The multinucleated syncytiotrophoblast (SynT) of the human placenta is formed by fusion of underlying proliferating cytotrophoblasts (CytT). The SynT, which covers the chorionic villi, is bathed in maternal blood and performs several essential functions to ensure growth and survival of the developing embryo. These include transport of O2 and nutrients and synthesis and secretion of protein and steroid hormones, including estrogen and progesterone. Synthesis of estrogens from C19-steroids is catalyzed by aromatase P450 (product of the hCYP19A1 gene). The ability of the human placenta to synthesize estrogens is vastly increased after the ninth week of gestation, in association with CytT invasion and enlargement of the uterine arterioles, increased blood flow and O2 availability to the floating chorionic villi. The exceptionally high levels of placental aromatase likely function to metabolize large amounts of C19-steroids produced by the human fetal adrenals (e.g. dehydroepiandrosterone), thus preventing conversion of these steroids to active androgens, which can masculinize the fetus. Biologically active estrogens and their metabolites formed by placental aromatase may also enhance angiogenesis and uteroplacental blood flow and reduce systemic vascular resistance.

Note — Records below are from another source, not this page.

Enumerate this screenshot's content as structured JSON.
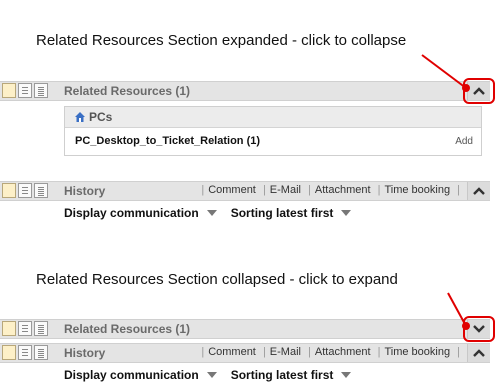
{
  "annotations": {
    "expanded": "Related Resources Section expanded - click to collapse",
    "collapsed": "Related Resources Section collapsed - click to expand"
  },
  "related_resources": {
    "title": "Related Resources (1)",
    "group_label": "PCs",
    "relation_label": "PC_Desktop_to_Ticket_Relation (1)",
    "add_label": "Add"
  },
  "history": {
    "title": "History",
    "actions": [
      "Comment",
      "E-Mail",
      "Attachment",
      "Time booking"
    ],
    "filter_display": "Display communication",
    "filter_sort": "Sorting latest first"
  },
  "icons": {
    "view_toggles": [
      "view-form-icon",
      "view-list-icon",
      "view-detail-icon"
    ],
    "collapse": "chevron-up-icon",
    "expand": "chevron-down-icon",
    "group": "home-icon"
  },
  "colors": {
    "callout": "#e00000"
  }
}
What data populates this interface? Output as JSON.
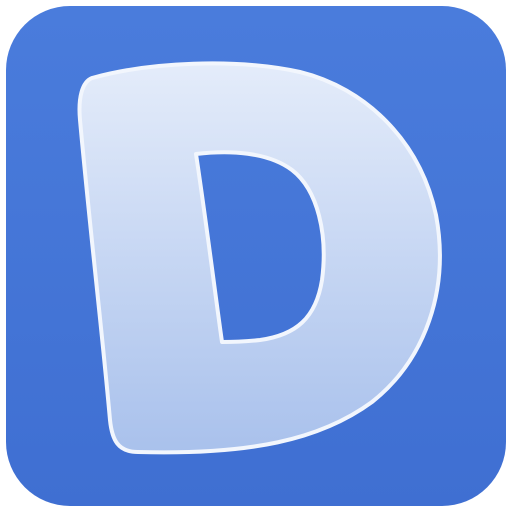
{
  "icon": {
    "name": "dash-app-icon",
    "logo_letter": "D",
    "colors": {
      "background": "#4a7cdc",
      "background_edge": "#3f6fd2",
      "letter_top": "#e4ecfa",
      "letter_bottom": "#a9c1ec",
      "letter_outline": "#f2f6fd",
      "counter": "#4a7cdc"
    }
  }
}
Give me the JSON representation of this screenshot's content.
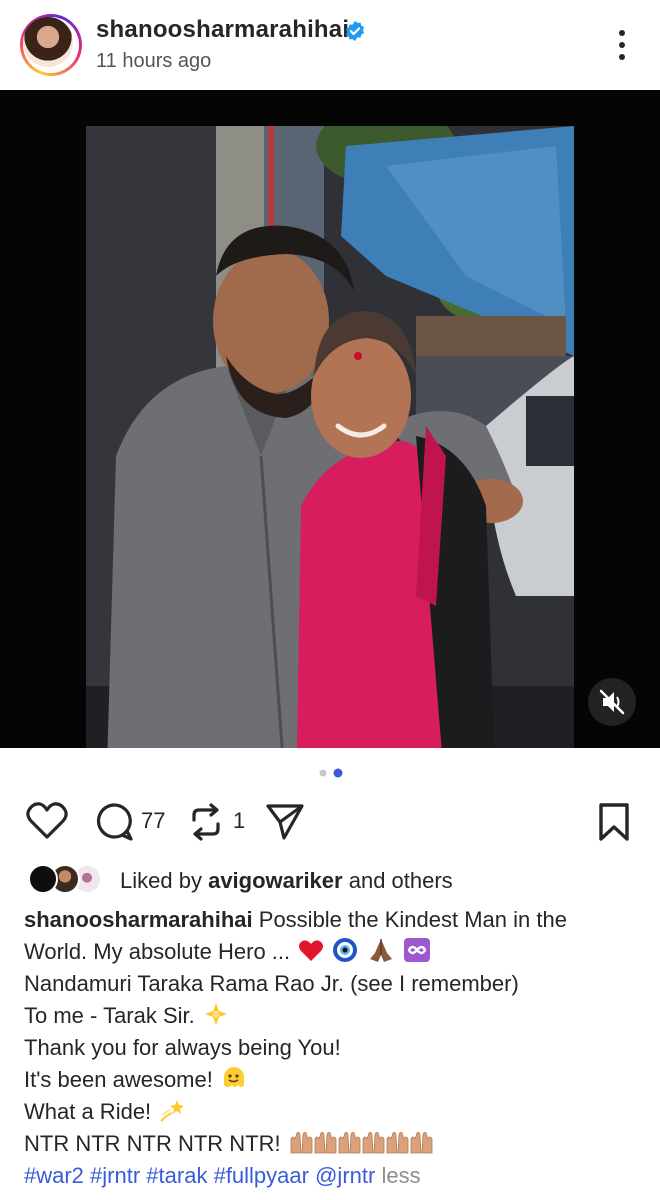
{
  "post": {
    "username": "shanoosharmarahihai",
    "timestamp": "11 hours ago"
  },
  "media": {
    "slide_count": 2,
    "active_slide": 2
  },
  "actions": {
    "comment_count": "77",
    "repost_count": "1"
  },
  "likes": {
    "prefix": "Liked by",
    "user": "avigowariker",
    "suffix": "and others"
  },
  "caption": {
    "username": "shanoosharmarahihai",
    "line1_text": "Possible the Kindest Man in the",
    "line2_text": "World. My absolute Hero ...",
    "line3": "Nandamuri Taraka Rama Rao Jr. (see I remember)",
    "line4_text": "To me - Tarak Sir.",
    "line5": "Thank you for always being You!",
    "line6_text": "It's been awesome!",
    "line7_text": "What a Ride!",
    "line8_text": "NTR NTR NTR NTR NTR!",
    "hashtags": [
      "#war2",
      "#jrntr",
      "#tarak",
      "#fullpyaar",
      "@jrntr"
    ],
    "less_label": "less"
  },
  "colors": {
    "accent_blue": "#3897f0",
    "link_blue": "#3a5bd9",
    "active_dot": "#3a5bd9"
  }
}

We have explored mechanisms that underlie human placental trophoblast differentiation and effects of O2 tension using the placenta-specific (PS) hCYP19A1/ aromatase promoter as a model. Trophoblast stem cells (TSC) and CytT do not express aromatase; however, when CytT fuse to form SynT, aromatase is markedly induced. By contrast, when CytT are cultured in a hypoxic (2% O2) environment, SynT differentiation and induction of hCYP19A1PS are prevented by increased binding of transcriptional repressors, MASH-2/ASCL2 (15) and USF1/2 (Fig. 2); these factors are degraded upon SynT differentiation in 20% O2. This likely allows assembly of an enhanceosome (Fig. 2) comprised of transcription factors Sp1, estrogen receptor α (ERα), estrogen-related receptor γ (ERRγ) and glial cells missing 1 (GCM1), which serves a crucial role in trophoblast development and SynT fusion. This complex also contains NRF2 (Fig. 2), which we found to be essential for O2-mediated aromatase mRNA induction in cultured trophoblasts.
Based on these and other findings we are utilizing human trophoblasts in primary culture, human trophoblast stem cells and gene-targeted mice to test the hypothesis that the redox-regulated transcription factor, NRF2, together with C/EBPβ and PPARγ, serve as ‘key regulators’ of the profound biochemical, genetic and epigenetic changes that underlie production of immune modulators. These modulators act on immune cells within the decidua to maintain an anti-inflammatory milieu and protect the fetus from rejection by the maternal immune system to maintain pregnancy. We further propose that increased inflammation at term or preterm causes decreased placental expression of immune modulators and a ‘break’ in tolerance leading to term or preterm labor or PE.